The effect this has on society is considerable, and Grant unsparingly documents it, painting us a picture of a society where fear has warped everything from social interactions to commerce to the political process; this may be 2040 but if you look hard enough, it’s not that different from the present day (zombies excepted).
“I nodded grudgingly. Under the strict interpretation of the law, the CDC would have been within its rights to come into the valley, shoot us, sterilize the surrounding area, and deal with our remains. The fact that it took us alive for extensive testing was unusual, because it represented an unnecessary risk on its part–no one would have questioned if the CDC had killed us.” (P. 400)
As she makes abundantly clear, you can either acquiesce to the fear or fight it, and Georgia and Shaun – she is a newswomen or “Newsie”, he is an adventurer or “Irwin” – decide the latter is the only option, placing them in the firing line not just of the undead but of a vast conspiracy that Feed just begins to unpack as it ends.
Having a target fixed firmly on them is both an adrenaline rush and an unnerving reminded that theirs is not a safe world, and that fighting back carries considerable risks, costs so great in fact that you need to seriously ask yourself if it’s worth it.
For Georgia and Shaun, closer than close thanks to their upbringing – it’s their friendly sparring bond that provides so much of the book’s expansive emotional resonance – there is only answer to that question, and as they seek to find out what is going on behind the scenes of modern America courtesy of their press membership of US Presidential hopeful Senator Peter Ryman’s campaign, they have to confront the realness of what they have undertaken to do again and again.

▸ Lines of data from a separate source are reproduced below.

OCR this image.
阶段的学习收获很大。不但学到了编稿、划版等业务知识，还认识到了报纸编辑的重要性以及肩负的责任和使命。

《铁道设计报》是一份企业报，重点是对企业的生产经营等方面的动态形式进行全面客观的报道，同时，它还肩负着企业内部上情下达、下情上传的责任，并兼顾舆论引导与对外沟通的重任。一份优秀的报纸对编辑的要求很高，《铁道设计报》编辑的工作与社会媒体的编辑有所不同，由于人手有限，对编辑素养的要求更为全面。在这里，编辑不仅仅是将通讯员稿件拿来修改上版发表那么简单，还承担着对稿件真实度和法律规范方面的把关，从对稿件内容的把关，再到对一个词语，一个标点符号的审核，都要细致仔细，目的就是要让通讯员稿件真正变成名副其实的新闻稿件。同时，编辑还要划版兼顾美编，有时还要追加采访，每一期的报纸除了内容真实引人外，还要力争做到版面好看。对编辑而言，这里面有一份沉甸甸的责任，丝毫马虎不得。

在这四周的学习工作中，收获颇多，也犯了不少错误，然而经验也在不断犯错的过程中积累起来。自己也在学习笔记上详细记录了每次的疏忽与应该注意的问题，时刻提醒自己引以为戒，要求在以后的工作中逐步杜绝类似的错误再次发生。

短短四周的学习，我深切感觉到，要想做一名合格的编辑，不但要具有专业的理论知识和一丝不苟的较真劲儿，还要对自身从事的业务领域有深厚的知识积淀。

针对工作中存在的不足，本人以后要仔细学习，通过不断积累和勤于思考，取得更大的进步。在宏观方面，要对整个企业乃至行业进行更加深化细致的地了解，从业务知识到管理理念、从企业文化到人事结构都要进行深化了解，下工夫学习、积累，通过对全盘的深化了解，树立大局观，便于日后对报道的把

It’s gripping, funny at times – their colleague Buffy is a joy, a friend as much as a catalyst for some serious narrative momentum well into the book – and engaging in so comprehensive a way that it’s near-impossible to pull yourself away.
This is the zombie apocalypse with a great big harrowing dose of reality thrown in, a cautionary, compelling tale of what can happen when society falls in on itself, by whatever means, and people need to decide which side of history they are on.